Eine kleine Überraschung hatte Mr. Fairweather indes gleich bei der ersten Zusammenkunft, als Miss Mary (die nicht mehr so sylphenhaft wie ehedem, aber bei einiger Fülle eine recht stattliche und angenehme Dame war), sich plötzlich im Gespräch selbst mit der Bemerkung unterbrach:
„O, ich habe meine Dose verlegt — bitte, die Ihrige, mein Freund!“ Gütiger Himmel! Miss Mary Roß schnupfte also! schnupfte selbst und in eigener Person! — und er hatte sich ihr nur wieder zu nähern gewagt, nachdem er seinerseits dieser Gewohnheit völlig entsagt hatte! Sie begehrte seine Dose, die ja längst tief im Meerbusen von Genua begraben lag! Übrigens wähne man nicht, dass dieser Umstand der guten Miss Mary bei ihrem wiedergefundenen Bräutigam schadete; im Gegenteil, er war entzückt darüber und bedauerte nur, im Augenblick ihren Wunsch nicht erfüllen zu können.

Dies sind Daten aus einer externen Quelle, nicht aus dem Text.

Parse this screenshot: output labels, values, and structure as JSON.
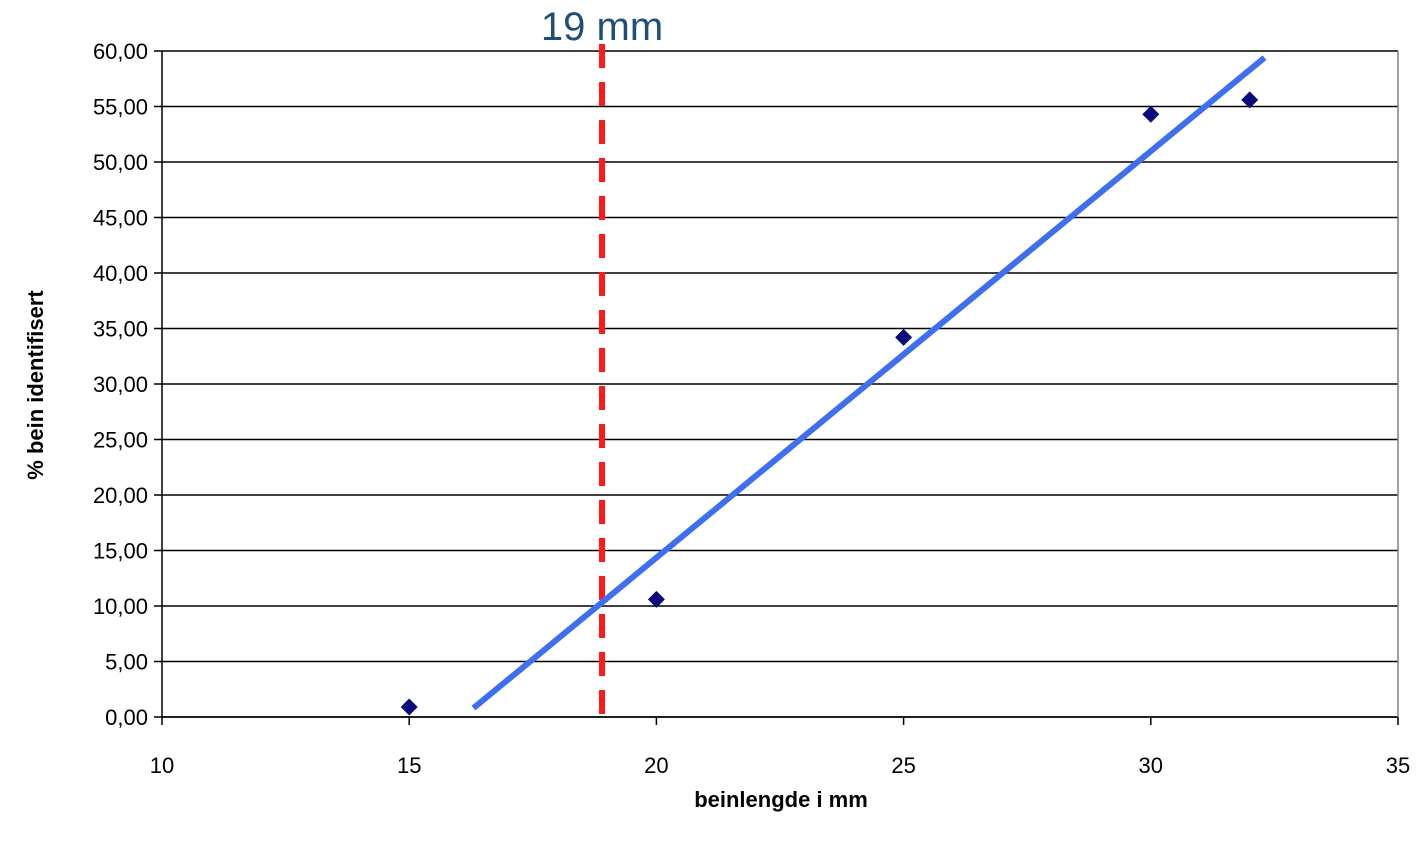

Heutzutage schnupfen, was die zarte und anmutige Hälfte des Menschengeschlechts betrifft, allerdings in der Regel nur einige alte Mütterchen und — Köchinnen.
Aber in jener Zeit war (obwohl im Norden weniger als im Süden) der Gebrauch des Schnupftabaks auch unter Damen nichts Seltenes, und neben dem kostbaren Fächer und andern üblichen Schmucksachen stellte manche schöne Insassin einer Opernloge auch gern ihre wertvolle Dose vor den Blicken der neidischen Nachbarinnen zur Schau. Man darf an dergleichen Dingen nichts Arges finden, zumal da es wirklich ersprießlicher und leichter sein würde, Stacheligel zu rasieren und Mohren weiß zu waschen, als mit Zeiten und Sitten zu rechten. Zum Glück besann sich Mr. Fairweather auf die päpstliche Dose, die noch tief im Reisekoffer vergraben lag. Am Tage der Vermählung vertraute er sie seiner Frau an, die darum viel beneidet wurde, denn war es auch ein „papistisches“ Präsent, so dachte man doch daran wenig, sondern hauptsächlich nur an die Seltenheit des Gegenstandes, den mancher Kuriositäten sammelnde Lord gar gern mit großen Opfern für sein Kabinett erkauft haben würde.
Mr. Fairweather behielt Rom stets in gutem Andenken und besuchte es auch bald nach seiner Vermählung noch einmal mit Mrs. Fairweather, wo beide die Ehre hatten, sich in geheimer Audienz Sr. Heiligkeit vorstellen zu dürfen.
Damals nahm auch Mr. Fairweather, dessen ganzes Wesen seit der Verheiratung eine sehr vorteilhafte Veränderung erfahren hatte, endlich wieder die erste Prise und zwar in St. Peter aus der Dose seiner Gemahlin.